Infobright is based on "Granular Computing" and "Rough-Set Mathematics". The two concepts are implemented to create our "Knowledge Grid architecture", which tends to work especially well with machine generated data, delivers extremely aggressive disk compression, and requires almost no administrative overhead. There is no setting up of projections or indexes, or tuning or balancing as you would have to do with traditional databases. This is a function of the Knowledge Grid architecture which automatically creates a metadata layer containing pointers to the physical data as well as information ABOUT the data. That information is used to speed up queries, sometimes eliminating the need to touch the data at all. Again, all of this is fundamentally based on granular computing and rough-set mathematics.

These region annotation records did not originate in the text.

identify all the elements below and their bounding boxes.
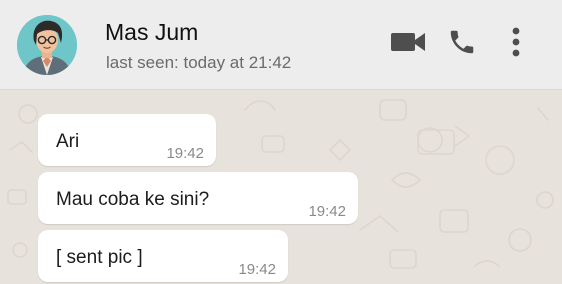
more-options-button[interactable] <box>496 22 536 62</box>
voice-call-button[interactable] <box>442 22 482 62</box>
last-seen-status: last seen: today at 21:42 <box>106 53 292 72</box>
message-bubble[interactable]: [ sent pic ] 19:42 <box>38 230 288 282</box>
contact-avatar[interactable] <box>17 15 77 75</box>
more-vertical-icon <box>512 27 520 57</box>
video-call-button[interactable] <box>388 22 428 62</box>
message-timestamp: 19:42 <box>308 203 346 220</box>
message-bubble[interactable]: Mau coba ke sini? 19:42 <box>38 172 358 224</box>
message-text: Ari <box>56 131 80 152</box>
video-camera-icon <box>391 33 425 51</box>
message-list[interactable]: Ari 19:42 Mau coba ke sini? 19:42 [ sent… <box>0 90 562 284</box>
message-timestamp: 19:42 <box>238 261 276 278</box>
contact-name[interactable]: Mas Jum <box>105 19 198 46</box>
phone-icon <box>450 30 474 54</box>
message-timestamp: 19:42 <box>166 145 204 162</box>
chat-screen: Mas Jum last seen: today at 21:42 Ari 19… <box>0 0 562 284</box>
message-text: Mau coba ke sini? <box>56 189 210 210</box>
cartoon-man-avatar-icon <box>17 15 77 75</box>
message-text: [ sent pic ] <box>56 247 143 268</box>
chat-header: Mas Jum last seen: today at 21:42 <box>0 0 562 90</box>
message-bubble[interactable]: Ari 19:42 <box>38 114 216 166</box>
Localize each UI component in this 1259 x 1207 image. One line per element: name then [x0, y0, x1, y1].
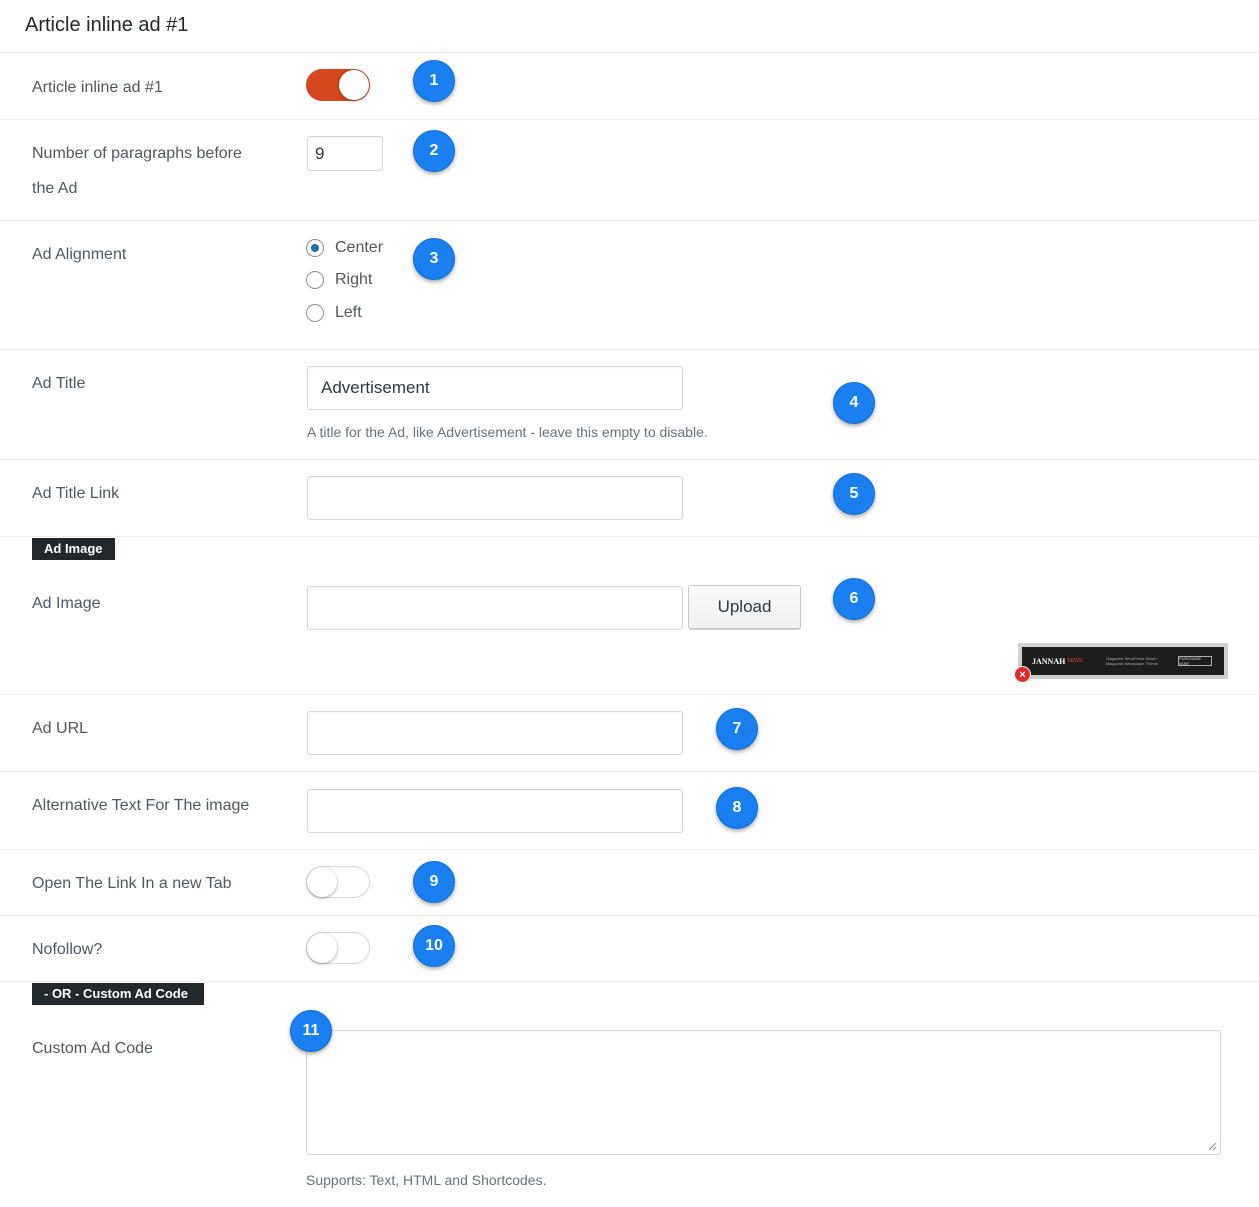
upload-button[interactable]: Upload — [688, 585, 801, 629]
ad-url-input[interactable] — [307, 711, 683, 755]
ad-image-section-tag: Ad Image — [32, 538, 115, 560]
radio-checked-icon — [306, 239, 324, 257]
ad-image-input[interactable] — [307, 586, 683, 630]
divider — [0, 771, 1259, 772]
preview-button: PURCHASE NOW — [1178, 656, 1212, 666]
toggle-knob — [307, 867, 337, 897]
divider — [0, 459, 1259, 460]
ad-image-preview: JANNAH NEWS Magazine WordPress News / Ma… — [1018, 643, 1228, 679]
divider — [0, 220, 1259, 221]
divider — [0, 981, 1259, 982]
step-badge-11: 11 — [290, 1010, 332, 1052]
step-badge-10: 10 — [413, 925, 455, 967]
step-badge-3: 3 — [413, 238, 455, 280]
page-title: Article inline ad #1 — [25, 14, 189, 36]
preview-text: Magazine WordPress News / Magazine Newsp… — [1105, 656, 1159, 666]
step-badge-8: 8 — [716, 787, 758, 829]
radio-label: Center — [335, 239, 384, 256]
step-badge-2: 2 — [413, 130, 455, 172]
toggle-knob — [339, 70, 369, 100]
step-badge-9: 9 — [413, 861, 455, 903]
enable-label: Article inline ad #1 — [32, 79, 163, 96]
toggle-knob — [307, 933, 337, 963]
nofollow-toggle[interactable] — [306, 932, 370, 964]
custom-code-help: Supports: Text, HTML and Shortcodes. — [306, 1172, 547, 1188]
step-badge-5: 5 — [833, 473, 875, 515]
radio-icon — [306, 271, 324, 289]
ad-title-link-input[interactable] — [307, 476, 683, 520]
divider — [0, 349, 1259, 350]
ad-url-label: Ad URL — [32, 720, 89, 737]
alt-text-input[interactable] — [307, 789, 683, 833]
alignment-label: Ad Alignment — [32, 246, 127, 263]
custom-code-section-tag: - OR - Custom Ad Code — [32, 983, 204, 1005]
custom-code-textarea[interactable] — [306, 1030, 1221, 1155]
divider — [0, 694, 1259, 695]
ad-title-help: A title for the Ad, like Advertisement -… — [307, 424, 708, 440]
nofollow-label: Nofollow? — [32, 941, 103, 958]
preview-logo-sub: NEWS — [1067, 658, 1083, 664]
radio-label: Right — [335, 271, 373, 288]
paragraphs-label-line1: Number of paragraphs before — [32, 145, 242, 162]
radio-label: Left — [335, 304, 362, 321]
step-badge-7: 7 — [716, 708, 758, 750]
alignment-option-left[interactable]: Left — [306, 302, 362, 324]
new-tab-label: Open The Link In a new Tab — [32, 875, 232, 892]
divider — [0, 915, 1259, 916]
new-tab-toggle[interactable] — [306, 866, 370, 898]
paragraphs-label-line2: the Ad — [32, 180, 78, 197]
step-badge-1: 1 — [413, 60, 455, 102]
ad-image-label: Ad Image — [32, 595, 101, 612]
alignment-option-right[interactable]: Right — [306, 269, 372, 291]
divider — [0, 849, 1259, 850]
paragraphs-input[interactable] — [307, 136, 383, 171]
resize-handle-icon[interactable] — [1207, 1141, 1217, 1151]
step-badge-6: 6 — [833, 578, 875, 620]
ad-title-link-label: Ad Title Link — [32, 485, 120, 502]
custom-code-label: Custom Ad Code — [32, 1040, 153, 1057]
enable-toggle[interactable] — [306, 69, 370, 101]
step-badge-4: 4 — [833, 382, 875, 424]
divider — [0, 52, 1259, 53]
alignment-option-center[interactable]: Center — [306, 237, 383, 259]
alt-text-label: Alternative Text For The image — [32, 797, 250, 814]
radio-icon — [306, 304, 324, 322]
ad-title-label: Ad Title — [32, 375, 86, 392]
divider — [0, 536, 1259, 537]
preview-logo: JANNAH — [1032, 656, 1066, 666]
divider — [0, 119, 1259, 120]
ad-title-input[interactable] — [307, 366, 683, 410]
remove-image-icon[interactable]: × — [1014, 666, 1031, 683]
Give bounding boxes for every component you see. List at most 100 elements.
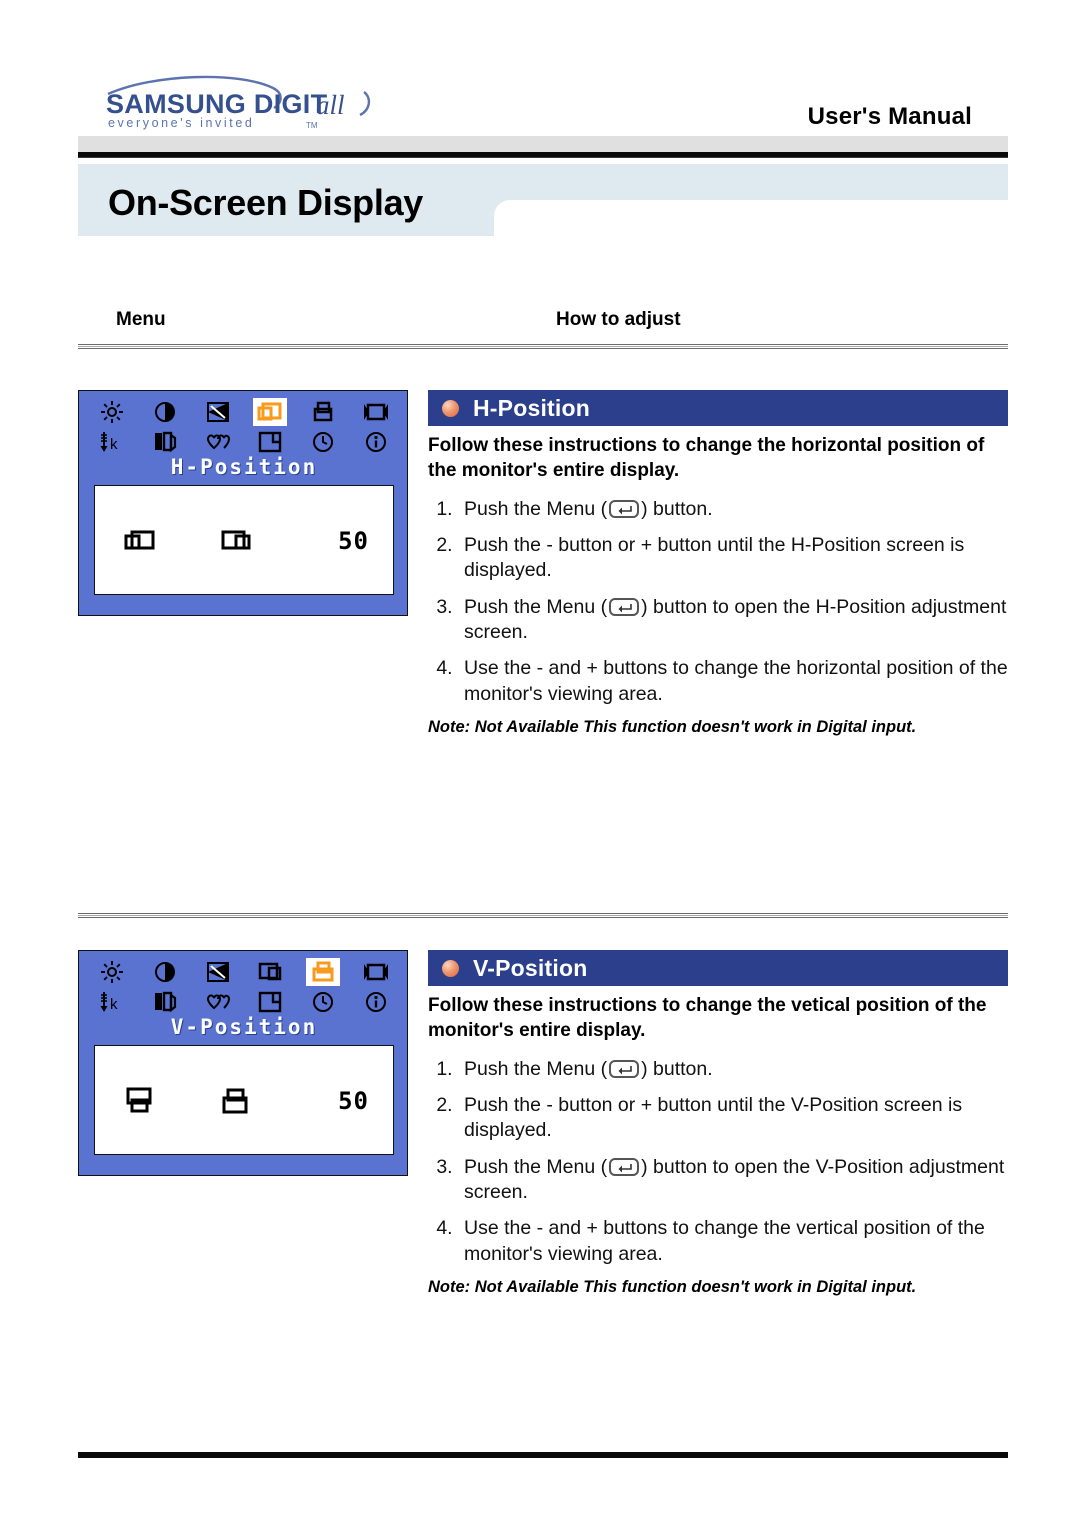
step-item: Push the - button or + button until the … xyxy=(458,533,1008,584)
osd-label: H-Position xyxy=(170,455,318,479)
v-position-text-column: V-Position Follow these instructions to … xyxy=(428,950,1008,1297)
section-note: Note: Not Available This function doesn'… xyxy=(428,1277,917,1296)
section-title: V-Position xyxy=(473,954,588,981)
step-text-pre: Push the - button or + button until the … xyxy=(464,1093,963,1142)
osd-adjust-panel: 50 xyxy=(94,1045,394,1155)
osd-preview-h-position: k H-Position 50 xyxy=(78,390,408,616)
color-shape-icon[interactable] xyxy=(201,988,235,1016)
osd-panel-row: 50 xyxy=(95,1080,395,1122)
step-text-post: ) button. xyxy=(641,497,713,520)
information-icon[interactable] xyxy=(359,988,393,1016)
osd-value: 50 xyxy=(338,1087,369,1115)
step-text-pre: Push the Menu ( xyxy=(464,1057,608,1080)
step-item: Push the Menu ( ) button. xyxy=(458,1057,1008,1082)
step-item: Push the Menu ( ) button. xyxy=(458,497,1008,522)
header-black-rule xyxy=(78,152,1008,158)
image-size-icon[interactable] xyxy=(359,398,393,426)
footer-rule xyxy=(78,1452,1008,1458)
brightness-icon[interactable] xyxy=(95,958,129,986)
section-note: Note: Not Available This function doesn'… xyxy=(428,717,917,736)
h-position-icon[interactable] xyxy=(253,398,288,426)
osd-position-icon[interactable] xyxy=(253,428,287,456)
h-position-icon[interactable] xyxy=(253,958,287,986)
osd-icon-row-2: k xyxy=(91,427,397,457)
step-text-pre: Push the Menu ( xyxy=(464,595,608,618)
brightness-icon[interactable] xyxy=(95,398,129,426)
color-temperature-icon[interactable]: k xyxy=(95,428,129,456)
user-manual-page: SAMSUNG DIGIT all everyone's invited TM … xyxy=(0,0,1080,1528)
osd-icon-grid: k xyxy=(91,397,397,457)
color-control-icon[interactable] xyxy=(148,428,182,456)
section-lead: Follow these instructions to change the … xyxy=(428,995,987,1042)
h-position-left-icon xyxy=(113,528,167,554)
svg-text:k: k xyxy=(110,996,118,1013)
timer-icon[interactable] xyxy=(306,428,340,456)
osd-value: 50 xyxy=(338,527,369,555)
step-text-pre: Push the Menu ( xyxy=(464,1155,608,1178)
menu-button-icon xyxy=(609,499,640,518)
column-heading-how-to-adjust: How to adjust xyxy=(556,309,681,330)
svg-text:k: k xyxy=(110,436,118,453)
step-text-pre: Use the - and + buttons to change the ho… xyxy=(464,657,1008,705)
menu-button-icon xyxy=(609,1157,640,1176)
color-temperature-icon[interactable]: k xyxy=(95,988,129,1016)
osd-position-icon[interactable] xyxy=(253,988,287,1016)
v-position-up-icon xyxy=(209,1086,263,1116)
step-item: Push the - button or + button until the … xyxy=(458,1093,1008,1144)
osd-adjust-panel: 50 xyxy=(94,485,394,595)
v-position-down-icon xyxy=(113,1086,167,1116)
step-item: Use the - and + buttons to change the ve… xyxy=(458,1216,1008,1267)
step-text-pre: Push the - button or + button until the … xyxy=(464,533,965,582)
svg-text:SAMSUNG DIGIT: SAMSUNG DIGIT xyxy=(106,89,328,119)
sharpness-icon[interactable] xyxy=(201,398,235,426)
image-size-icon[interactable] xyxy=(359,958,393,986)
divider-middle xyxy=(78,913,1008,919)
osd-label: V-Position xyxy=(170,1015,318,1039)
v-position-icon[interactable] xyxy=(306,398,340,426)
instruction-steps: Push the Menu ( ) button. Push the - butt… xyxy=(428,1057,1008,1267)
section-title: H-Position xyxy=(473,394,590,421)
svg-text:TM: TM xyxy=(306,121,318,130)
bullet-icon xyxy=(442,399,459,417)
osd-preview-v-position: k V-Position 50 xyxy=(78,950,408,1176)
menu-button-icon xyxy=(609,597,640,616)
title-banner-notch xyxy=(494,200,1008,236)
page-title: On-Screen Display xyxy=(108,182,424,223)
step-text-pre: Use the - and + buttons to change the ve… xyxy=(464,1217,985,1265)
contrast-icon[interactable] xyxy=(148,958,182,986)
information-icon[interactable] xyxy=(359,428,393,456)
step-item: Use the - and + buttons to change the ho… xyxy=(458,656,1008,707)
instruction-steps: Push the Menu ( ) button. Push the - butt… xyxy=(428,497,1008,707)
v-position-header-bar: V-Position xyxy=(428,950,1008,986)
osd-icon-row-1 xyxy=(91,957,397,987)
v-position-icon[interactable] xyxy=(306,958,341,986)
timer-icon[interactable] xyxy=(306,988,340,1016)
page-header: SAMSUNG DIGIT all everyone's invited TM … xyxy=(0,0,1080,158)
bullet-icon xyxy=(442,959,459,977)
svg-text:everyone's invited: everyone's invited xyxy=(108,116,254,130)
header-grey-band xyxy=(78,136,1008,152)
color-shape-icon[interactable] xyxy=(201,428,235,456)
menu-button-icon xyxy=(609,1059,640,1078)
svg-text:all: all xyxy=(316,90,345,120)
h-position-right-icon xyxy=(209,528,263,554)
step-item: Push the Menu () button to open the V-Po… xyxy=(458,1155,1008,1206)
osd-icon-grid: k xyxy=(91,957,397,1017)
h-position-text-column: H-Position Follow these instructions to … xyxy=(428,390,1008,737)
contrast-icon[interactable] xyxy=(148,398,182,426)
step-text-post: ) button. xyxy=(641,1057,713,1080)
samsung-digitall-logo: SAMSUNG DIGIT all everyone's invited TM xyxy=(78,72,378,130)
step-text-pre: Push the Menu ( xyxy=(464,497,608,520)
section-lead: Follow these instructions to change the … xyxy=(428,435,985,482)
column-heading-menu: Menu xyxy=(116,309,166,330)
step-item: Push the Menu () button to open the H-Po… xyxy=(458,595,1008,646)
divider-top xyxy=(78,344,1008,350)
h-position-header-bar: H-Position xyxy=(428,390,1008,426)
color-control-icon[interactable] xyxy=(148,988,182,1016)
manual-title: User's Manual xyxy=(807,103,972,130)
osd-icon-row-2: k xyxy=(91,987,397,1017)
sharpness-icon[interactable] xyxy=(201,958,235,986)
osd-panel-row: 50 xyxy=(95,520,395,562)
logo-icon: SAMSUNG DIGIT all everyone's invited TM xyxy=(106,75,371,130)
osd-icon-row-1 xyxy=(91,397,397,427)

Our 4.0 release introduces the ability to perform "Rough Queries". It iis designed to get you from cold to warm to hot when searching within large datasets - without the tremendous overhead and time normally associated with getting there. This type of "investigative analytics" or data mining is generally a sequence of ad hoc querying, narrowing and filtering the data until an exact answer is determined. Almost all efforts to date have focused on how to get the exact answer faster. In many, many instances, the time to execute an investigative query against a very large dataset will be much longer than you want to wait. What Rough Query provides is the ability to drilldown into the data instantaneously to narrow the search. It does this by using the metadata in the Knowledge Grid only - and as it is in memory, the query returns in less than a second, It's like saying, I want to find James Smith in New York, and the result saying "OK, only look in SOHO or Tribeca". By ruling out 95% of the places to look, the search quickly hones in on the exact answer.
There is a much longer, much more technical explanation as to why this is the case. But the net result is that data mining, especially over large data sets, can be tremendously enhanced by this capability. And as one person we showed this to said, "That's wicked cool".